Warnings are stored and visible when the overlay is opened, but they do not
auto-open the panel by default. Set openOnWarning: true if you want warning
diagnostics to interrupt during development.
The overlay includes severity filters, diagnostic code chips, a session-only "mute this code" action, and "copy diagnostic" for pasting the active payload into issues, PRs, or chat threads.
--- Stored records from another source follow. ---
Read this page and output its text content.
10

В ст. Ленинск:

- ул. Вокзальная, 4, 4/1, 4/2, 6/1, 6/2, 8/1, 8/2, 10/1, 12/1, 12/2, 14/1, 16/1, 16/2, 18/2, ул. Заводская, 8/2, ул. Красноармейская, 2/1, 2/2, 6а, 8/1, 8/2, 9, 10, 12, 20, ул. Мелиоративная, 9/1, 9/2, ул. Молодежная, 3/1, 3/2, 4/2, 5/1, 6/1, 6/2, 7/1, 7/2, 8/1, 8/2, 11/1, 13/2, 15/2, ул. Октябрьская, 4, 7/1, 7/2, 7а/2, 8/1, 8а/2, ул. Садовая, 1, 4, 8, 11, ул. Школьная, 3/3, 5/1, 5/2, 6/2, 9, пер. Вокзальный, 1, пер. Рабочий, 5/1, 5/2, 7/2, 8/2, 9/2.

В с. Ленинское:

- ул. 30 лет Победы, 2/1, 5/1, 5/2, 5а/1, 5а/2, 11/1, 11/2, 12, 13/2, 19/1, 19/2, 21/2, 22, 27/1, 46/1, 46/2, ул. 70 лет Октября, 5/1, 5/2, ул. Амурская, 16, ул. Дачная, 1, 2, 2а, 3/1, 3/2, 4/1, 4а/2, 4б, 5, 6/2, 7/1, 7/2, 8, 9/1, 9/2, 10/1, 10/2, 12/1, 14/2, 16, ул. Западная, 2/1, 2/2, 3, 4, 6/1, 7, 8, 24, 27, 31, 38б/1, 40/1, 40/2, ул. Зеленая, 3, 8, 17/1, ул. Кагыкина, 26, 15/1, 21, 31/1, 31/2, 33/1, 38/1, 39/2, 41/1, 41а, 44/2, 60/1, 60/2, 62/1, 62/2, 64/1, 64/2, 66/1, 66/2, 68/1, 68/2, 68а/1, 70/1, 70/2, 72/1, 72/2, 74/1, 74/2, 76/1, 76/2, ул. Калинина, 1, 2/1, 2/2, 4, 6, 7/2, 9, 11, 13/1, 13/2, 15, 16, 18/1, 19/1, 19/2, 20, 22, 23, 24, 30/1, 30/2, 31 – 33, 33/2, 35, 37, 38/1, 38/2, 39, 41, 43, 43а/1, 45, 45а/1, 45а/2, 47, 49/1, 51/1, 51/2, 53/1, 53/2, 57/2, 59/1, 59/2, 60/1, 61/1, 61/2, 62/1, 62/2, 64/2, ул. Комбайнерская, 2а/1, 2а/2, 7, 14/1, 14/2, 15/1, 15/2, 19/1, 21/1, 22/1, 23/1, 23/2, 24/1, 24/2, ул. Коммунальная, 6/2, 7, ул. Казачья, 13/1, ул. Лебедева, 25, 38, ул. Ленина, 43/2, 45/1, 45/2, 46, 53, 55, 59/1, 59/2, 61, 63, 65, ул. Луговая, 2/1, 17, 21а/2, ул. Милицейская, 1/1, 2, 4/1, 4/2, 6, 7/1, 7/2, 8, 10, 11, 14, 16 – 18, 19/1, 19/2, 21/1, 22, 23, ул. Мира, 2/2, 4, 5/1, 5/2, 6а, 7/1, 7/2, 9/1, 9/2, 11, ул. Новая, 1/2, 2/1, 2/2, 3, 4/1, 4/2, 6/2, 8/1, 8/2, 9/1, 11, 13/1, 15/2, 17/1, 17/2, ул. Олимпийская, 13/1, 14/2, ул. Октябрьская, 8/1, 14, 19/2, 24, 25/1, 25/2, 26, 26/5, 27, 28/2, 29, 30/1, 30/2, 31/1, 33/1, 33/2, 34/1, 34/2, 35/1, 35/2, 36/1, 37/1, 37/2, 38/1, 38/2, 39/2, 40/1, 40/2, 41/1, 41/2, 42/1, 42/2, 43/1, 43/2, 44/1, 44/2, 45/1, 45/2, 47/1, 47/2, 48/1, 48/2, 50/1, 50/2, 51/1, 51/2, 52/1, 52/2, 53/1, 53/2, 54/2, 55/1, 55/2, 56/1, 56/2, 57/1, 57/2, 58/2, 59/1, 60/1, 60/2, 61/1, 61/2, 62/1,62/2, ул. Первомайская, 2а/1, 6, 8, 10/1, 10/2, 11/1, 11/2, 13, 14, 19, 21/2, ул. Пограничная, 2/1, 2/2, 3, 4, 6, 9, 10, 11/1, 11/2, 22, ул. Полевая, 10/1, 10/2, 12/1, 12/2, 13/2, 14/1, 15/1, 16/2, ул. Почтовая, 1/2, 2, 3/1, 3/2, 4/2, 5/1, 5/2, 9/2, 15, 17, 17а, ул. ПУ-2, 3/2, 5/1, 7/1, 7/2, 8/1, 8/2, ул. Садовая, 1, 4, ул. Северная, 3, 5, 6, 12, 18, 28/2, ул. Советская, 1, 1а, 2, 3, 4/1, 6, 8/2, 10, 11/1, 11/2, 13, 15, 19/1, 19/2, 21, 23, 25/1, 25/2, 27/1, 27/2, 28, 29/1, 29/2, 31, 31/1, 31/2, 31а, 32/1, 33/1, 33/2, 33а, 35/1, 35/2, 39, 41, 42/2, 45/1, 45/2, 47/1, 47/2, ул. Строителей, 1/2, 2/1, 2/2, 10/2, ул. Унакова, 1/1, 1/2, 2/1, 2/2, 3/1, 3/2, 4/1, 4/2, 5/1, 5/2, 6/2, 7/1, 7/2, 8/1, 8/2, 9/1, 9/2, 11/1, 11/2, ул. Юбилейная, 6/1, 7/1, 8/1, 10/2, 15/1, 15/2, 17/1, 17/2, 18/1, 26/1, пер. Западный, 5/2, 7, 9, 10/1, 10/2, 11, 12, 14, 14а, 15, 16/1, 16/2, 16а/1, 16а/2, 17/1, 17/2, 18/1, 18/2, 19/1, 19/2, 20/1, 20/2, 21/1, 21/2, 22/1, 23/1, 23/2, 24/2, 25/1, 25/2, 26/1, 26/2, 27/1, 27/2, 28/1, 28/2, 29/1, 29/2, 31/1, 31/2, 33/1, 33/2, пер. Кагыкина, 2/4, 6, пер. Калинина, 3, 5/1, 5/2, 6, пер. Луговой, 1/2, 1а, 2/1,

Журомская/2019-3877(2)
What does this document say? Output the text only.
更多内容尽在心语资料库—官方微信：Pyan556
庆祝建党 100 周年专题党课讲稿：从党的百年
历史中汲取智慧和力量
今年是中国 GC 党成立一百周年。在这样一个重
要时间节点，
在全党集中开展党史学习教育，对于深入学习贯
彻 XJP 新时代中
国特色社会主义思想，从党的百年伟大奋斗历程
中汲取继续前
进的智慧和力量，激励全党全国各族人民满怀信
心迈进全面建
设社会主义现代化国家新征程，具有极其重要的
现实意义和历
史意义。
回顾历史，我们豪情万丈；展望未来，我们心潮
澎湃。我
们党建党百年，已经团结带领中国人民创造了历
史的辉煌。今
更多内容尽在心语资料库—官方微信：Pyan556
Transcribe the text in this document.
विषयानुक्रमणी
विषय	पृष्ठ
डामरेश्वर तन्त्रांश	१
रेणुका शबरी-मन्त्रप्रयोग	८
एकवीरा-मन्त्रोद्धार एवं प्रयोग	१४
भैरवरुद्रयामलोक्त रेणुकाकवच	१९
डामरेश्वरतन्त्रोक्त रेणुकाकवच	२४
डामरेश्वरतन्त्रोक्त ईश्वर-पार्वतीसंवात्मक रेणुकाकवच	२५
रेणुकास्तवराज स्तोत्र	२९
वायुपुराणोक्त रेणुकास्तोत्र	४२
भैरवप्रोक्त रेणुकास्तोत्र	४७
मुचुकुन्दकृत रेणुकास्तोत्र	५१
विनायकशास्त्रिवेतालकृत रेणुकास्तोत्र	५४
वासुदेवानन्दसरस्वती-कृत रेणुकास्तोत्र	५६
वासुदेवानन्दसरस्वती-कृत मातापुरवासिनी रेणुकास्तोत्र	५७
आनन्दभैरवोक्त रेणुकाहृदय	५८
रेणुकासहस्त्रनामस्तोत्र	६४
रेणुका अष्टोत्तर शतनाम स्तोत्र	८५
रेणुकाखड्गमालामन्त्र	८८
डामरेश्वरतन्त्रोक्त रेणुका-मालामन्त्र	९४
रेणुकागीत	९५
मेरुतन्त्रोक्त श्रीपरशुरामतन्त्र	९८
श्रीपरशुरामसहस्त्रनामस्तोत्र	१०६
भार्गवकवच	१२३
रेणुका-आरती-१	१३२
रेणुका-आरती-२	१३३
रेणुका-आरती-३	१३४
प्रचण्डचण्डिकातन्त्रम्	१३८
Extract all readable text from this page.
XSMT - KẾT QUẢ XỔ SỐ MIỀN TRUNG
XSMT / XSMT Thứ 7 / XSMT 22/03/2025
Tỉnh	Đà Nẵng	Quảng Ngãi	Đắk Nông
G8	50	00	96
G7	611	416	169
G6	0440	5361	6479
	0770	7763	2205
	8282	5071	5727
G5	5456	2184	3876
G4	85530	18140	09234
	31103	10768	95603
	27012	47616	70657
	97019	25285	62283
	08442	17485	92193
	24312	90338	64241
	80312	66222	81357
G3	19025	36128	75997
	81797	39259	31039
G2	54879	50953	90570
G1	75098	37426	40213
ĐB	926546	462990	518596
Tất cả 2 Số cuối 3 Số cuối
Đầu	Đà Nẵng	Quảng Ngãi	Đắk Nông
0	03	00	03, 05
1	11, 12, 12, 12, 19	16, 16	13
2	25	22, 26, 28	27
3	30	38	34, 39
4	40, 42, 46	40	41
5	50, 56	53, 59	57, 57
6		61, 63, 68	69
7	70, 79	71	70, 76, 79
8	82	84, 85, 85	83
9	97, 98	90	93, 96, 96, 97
Component-Level Debug Options
Components can refine how they appear in the debugger with either static debug or the @debug(...) decorator:
import { MiuraElement, debug } from '@miurajs/miura-element';
@debug({
label: 'BlogEditor',
color: '12, 145, 255',
showRenderTime: true
})
class BlogEditor extends MiuraElement {
static debug = {
report: true,
layers: true
};
}That gives you custom layer labels, per-component opt-outs, and a clear place to grow future debug features without turning the whole app into a global toggle soup.
When using the umbrella @miurajs/miura package, the runtime logger is exported as debugLogger so it does not collide with the component decorator.
Framework Integration
MiuraFramework can enable the debugger centrally from static config in development:
static config = {
environment: 'development',
debug: true,
performance: true,
debugger: {
overlay: true,
layers: true,
performance: true
}
};Keep it disabled in production builds.